As far as we are concerned here at The Edible Garden Company, permaculture means “using natural ecosystems as a model for the sustainable production of healthy organic food with only a beneficial impact on the environment”.

BoragePermaculture systems have been used around the world for thousands of years (and still are in many places) until the advent of “modern” agricultural practices. However, the term “Permaculture”, short for permanent culture, was developed in Australia during the early to mid-1970s by Bill Mollison and David Holmgren who were looking for sustainable ways of producing organic food without having a detrimental effect on the environment.

In his excellent book The Earth Care Manual, Patrick Whitefield describes permaculture as “Taking natural ecosystems as the model for our own human habitats. Natural ecosystems are, almost by definition, sustainable, and if we can understand the way they work we can use that understanding to make our own lives more sustainable”.
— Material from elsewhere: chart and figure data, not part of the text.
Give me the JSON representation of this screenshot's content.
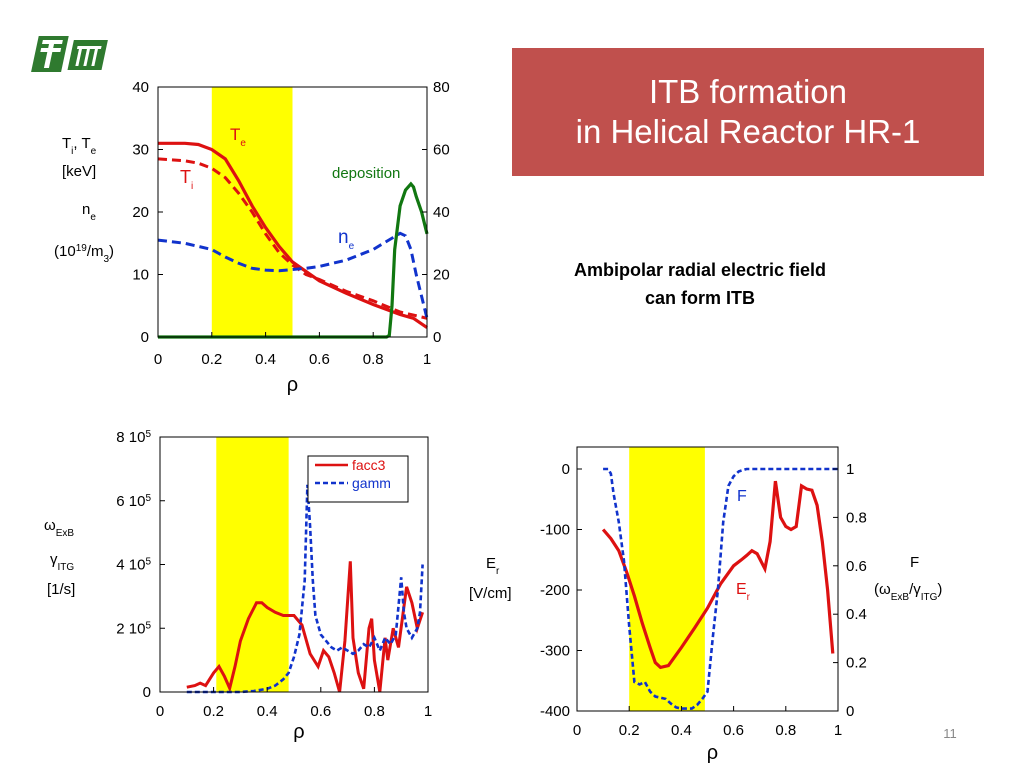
{
  "slide": {
    "title_line1": "ITB formation",
    "title_line2": "in Helical Reactor HR-1",
    "subtitle_line1": "Ambipolar radial electric field",
    "subtitle_line2": "can form ITB",
    "page_number": "11",
    "logo_icon": "nifs-logo-icon",
    "colors": {
      "title_bg": "#c0504d",
      "red": "#dd1111",
      "blue": "#1133cc",
      "green": "#117711",
      "highlight": "#ffff00"
    }
  },
  "chart_data": [
    {
      "id": "profiles",
      "type": "line",
      "xlabel": "ρ",
      "xlim": [
        0,
        1
      ],
      "x_ticks": [
        "0",
        "0.2",
        "0.4",
        "0.6",
        "0.8",
        "1"
      ],
      "ylim_left": [
        0,
        40
      ],
      "y_ticks_left": [
        "0",
        "10",
        "20",
        "30",
        "40"
      ],
      "ylim_right": [
        0,
        80
      ],
      "y_ticks_right": [
        "0",
        "20",
        "40",
        "60",
        "80"
      ],
      "ylabel_lines": [
        "Ti, Te",
        "[keV]",
        "ne",
        "(10^19/m3)"
      ],
      "highlight_band": [
        0.2,
        0.5
      ],
      "series": [
        {
          "name": "Te",
          "axis": "left",
          "style": "solid",
          "color": "#dd1111",
          "x": [
            0,
            0.1,
            0.15,
            0.2,
            0.25,
            0.3,
            0.35,
            0.4,
            0.45,
            0.5,
            0.55,
            0.6,
            0.7,
            0.8,
            0.9,
            0.95,
            1.0
          ],
          "y": [
            31,
            31,
            30.8,
            30,
            28.5,
            25,
            21,
            17.5,
            14.5,
            12,
            10.5,
            9,
            7,
            5.2,
            3.6,
            3,
            1.5
          ]
        },
        {
          "name": "Ti",
          "axis": "left",
          "style": "dashed",
          "color": "#dd1111",
          "x": [
            0,
            0.1,
            0.15,
            0.2,
            0.25,
            0.3,
            0.35,
            0.4,
            0.45,
            0.5,
            0.55,
            0.6,
            0.7,
            0.8,
            0.9,
            0.95,
            1.0
          ],
          "y": [
            28.5,
            28.2,
            27.8,
            27,
            25.5,
            23,
            20,
            16.5,
            13.5,
            11.5,
            10,
            9.2,
            7.3,
            5.8,
            4,
            3.5,
            3
          ]
        },
        {
          "name": "ne",
          "axis": "left",
          "style": "dashed",
          "color": "#1133cc",
          "x": [
            0,
            0.1,
            0.2,
            0.25,
            0.3,
            0.35,
            0.4,
            0.45,
            0.5,
            0.55,
            0.6,
            0.7,
            0.8,
            0.85,
            0.9,
            0.92,
            0.94,
            0.96,
            1.0
          ],
          "y": [
            15.5,
            15,
            14,
            12.8,
            11.8,
            11,
            10.7,
            10.6,
            10.8,
            11,
            11.3,
            12.3,
            14,
            15.3,
            16.6,
            16.2,
            14,
            10,
            3
          ]
        },
        {
          "name": "deposition",
          "axis": "right",
          "style": "solid",
          "color": "#117711",
          "x": [
            0,
            0.85,
            0.86,
            0.87,
            0.88,
            0.9,
            0.92,
            0.94,
            0.95,
            0.96,
            0.98,
            1.0
          ],
          "y": [
            0,
            0,
            0.5,
            10,
            28,
            42,
            47,
            49,
            48,
            45,
            40,
            33
          ]
        }
      ],
      "annotations": [
        {
          "text": "Te",
          "sub": "e",
          "base": "T",
          "color": "#dd1111"
        },
        {
          "text": "Ti",
          "sub": "i",
          "base": "T",
          "color": "#dd1111"
        },
        {
          "text": "deposition",
          "color": "#117711"
        },
        {
          "text": "ne",
          "sub": "e",
          "base": "n",
          "color": "#1133cc"
        }
      ]
    },
    {
      "id": "growth",
      "type": "line",
      "xlabel": "ρ",
      "xlim": [
        0,
        1
      ],
      "x_ticks": [
        "0",
        "0.2",
        "0.4",
        "0.6",
        "0.8",
        "1"
      ],
      "ylim": [
        0,
        800000
      ],
      "y_ticks": [
        "0",
        "2 10^5",
        "4 10^5",
        "6 10^5",
        "8 10^5"
      ],
      "ylabel_lines": [
        "ωExB",
        "γITG",
        "[1/s]"
      ],
      "legend_placement": "top-right",
      "highlight_band": [
        0.21,
        0.48
      ],
      "series": [
        {
          "name": "facc3",
          "style": "solid",
          "color": "#dd1111",
          "x": [
            0.1,
            0.13,
            0.15,
            0.17,
            0.2,
            0.22,
            0.24,
            0.26,
            0.28,
            0.3,
            0.33,
            0.36,
            0.38,
            0.4,
            0.43,
            0.46,
            0.48,
            0.5,
            0.53,
            0.56,
            0.59,
            0.61,
            0.63,
            0.65,
            0.67,
            0.69,
            0.71,
            0.72,
            0.74,
            0.76,
            0.78,
            0.79,
            0.8,
            0.82,
            0.84,
            0.85,
            0.87,
            0.89,
            0.92,
            0.94,
            0.96,
            0.98
          ],
          "y": [
            15000,
            20000,
            28000,
            20000,
            60000,
            80000,
            50000,
            12000,
            80000,
            160000,
            230000,
            280000,
            280000,
            265000,
            250000,
            240000,
            240000,
            240000,
            210000,
            120000,
            80000,
            130000,
            110000,
            60000,
            0,
            160000,
            410000,
            170000,
            60000,
            10000,
            200000,
            230000,
            100000,
            0,
            170000,
            100000,
            200000,
            140000,
            330000,
            280000,
            200000,
            250000
          ]
        },
        {
          "name": "gamm",
          "style": "dashed",
          "color": "#1133cc",
          "x": [
            0.1,
            0.15,
            0.2,
            0.25,
            0.3,
            0.35,
            0.4,
            0.43,
            0.46,
            0.48,
            0.5,
            0.52,
            0.54,
            0.55,
            0.56,
            0.57,
            0.58,
            0.6,
            0.62,
            0.64,
            0.66,
            0.68,
            0.7,
            0.72,
            0.74,
            0.76,
            0.78,
            0.8,
            0.82,
            0.84,
            0.86,
            0.88,
            0.9,
            0.91,
            0.92,
            0.94,
            0.96,
            0.97,
            0.98
          ],
          "y": [
            0,
            0,
            0,
            0,
            0,
            3000,
            10000,
            20000,
            40000,
            60000,
            110000,
            180000,
            350000,
            650000,
            520000,
            350000,
            240000,
            180000,
            160000,
            140000,
            130000,
            140000,
            130000,
            120000,
            130000,
            150000,
            140000,
            170000,
            130000,
            170000,
            150000,
            180000,
            360000,
            250000,
            200000,
            170000,
            200000,
            250000,
            400000
          ]
        }
      ]
    },
    {
      "id": "efield",
      "type": "line",
      "xlabel": "ρ",
      "xlim": [
        0,
        1
      ],
      "x_ticks": [
        "0",
        "0.2",
        "0.4",
        "0.6",
        "0.8",
        "1"
      ],
      "ylim_left": [
        -400,
        0
      ],
      "y_ticks_left": [
        "-400",
        "-300",
        "-200",
        "-100",
        "0"
      ],
      "ylim_right": [
        0,
        1
      ],
      "y_ticks_right": [
        "0",
        "0.2",
        "0.4",
        "0.6",
        "0.8",
        "1"
      ],
      "ylabel_lines": [
        "Er",
        "[V/cm]"
      ],
      "ylabel_right_lines": [
        "F",
        "(ωExB/γITG)"
      ],
      "highlight_band": [
        0.2,
        0.49
      ],
      "series": [
        {
          "name": "Er",
          "axis": "left",
          "style": "solid",
          "color": "#dd1111",
          "x": [
            0.1,
            0.13,
            0.16,
            0.19,
            0.22,
            0.25,
            0.28,
            0.3,
            0.32,
            0.35,
            0.4,
            0.45,
            0.5,
            0.55,
            0.6,
            0.63,
            0.65,
            0.67,
            0.69,
            0.72,
            0.74,
            0.76,
            0.78,
            0.8,
            0.82,
            0.84,
            0.86,
            0.88,
            0.9,
            0.92,
            0.94,
            0.96,
            0.98
          ],
          "y": [
            -100,
            -115,
            -135,
            -170,
            -210,
            -255,
            -295,
            -320,
            -328,
            -325,
            -295,
            -263,
            -230,
            -190,
            -160,
            -150,
            -143,
            -135,
            -140,
            -165,
            -120,
            -20,
            -80,
            -95,
            -100,
            -95,
            -28,
            -33,
            -35,
            -60,
            -120,
            -200,
            -305
          ]
        },
        {
          "name": "F",
          "axis": "right",
          "style": "dashed",
          "color": "#1133cc",
          "x": [
            0.1,
            0.12,
            0.13,
            0.14,
            0.16,
            0.18,
            0.2,
            0.22,
            0.24,
            0.26,
            0.28,
            0.3,
            0.32,
            0.34,
            0.36,
            0.38,
            0.4,
            0.42,
            0.44,
            0.46,
            0.48,
            0.5,
            0.52,
            0.54,
            0.56,
            0.58,
            0.6,
            0.62,
            0.65,
            0.7,
            0.8,
            0.9,
            1.0
          ],
          "y": [
            1,
            1,
            0.98,
            0.9,
            0.78,
            0.62,
            0.35,
            0.12,
            0.11,
            0.12,
            0.08,
            0.06,
            0.055,
            0.05,
            0.03,
            0.015,
            0.01,
            0.01,
            0.01,
            0.025,
            0.05,
            0.08,
            0.3,
            0.5,
            0.78,
            0.93,
            0.97,
            0.99,
            1,
            1,
            1,
            1,
            1
          ]
        }
      ],
      "annotations": [
        {
          "text": "F",
          "color": "#1133cc"
        },
        {
          "text": "Er",
          "sub": "r",
          "base": "E",
          "color": "#dd1111"
        }
      ]
    }
  ]
}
If you walk through any woodland or forest and you will see one of the best examples of the abundance of natural ecosystems. From the canopies of the tallest trees all the way down to the leaf litter breaking down to release nutrients back into the soil, life is everywhere and all without any outside intervention.  There’s no need for pesticides, herbicides, artificial fertilisers, digging, weeding or tilling. Everything in a woodland fills a niche. Now, imagine if you could replace the trees with nut and fruit trees and the shrubs with soft fruits and the undergrowth with vegetables and herbs – that is a perfect permaculture system. But permaculture doesn’t have to be on anywhere near such a grand scale, it can be as simple as growing a few vegetables in a pot on a patio or some herbs on a windowsill, to a veg plot in the garden or an allotment, all the way up to a woodland garden. Permaculture is about low-impact sustainability using the resources available to you.

In the wider sense, permaculture is also about communities, where and how we build houses, schools, shops and workplaces. How and what we buy – is it sustainable, organic, seasonal and locally sourced?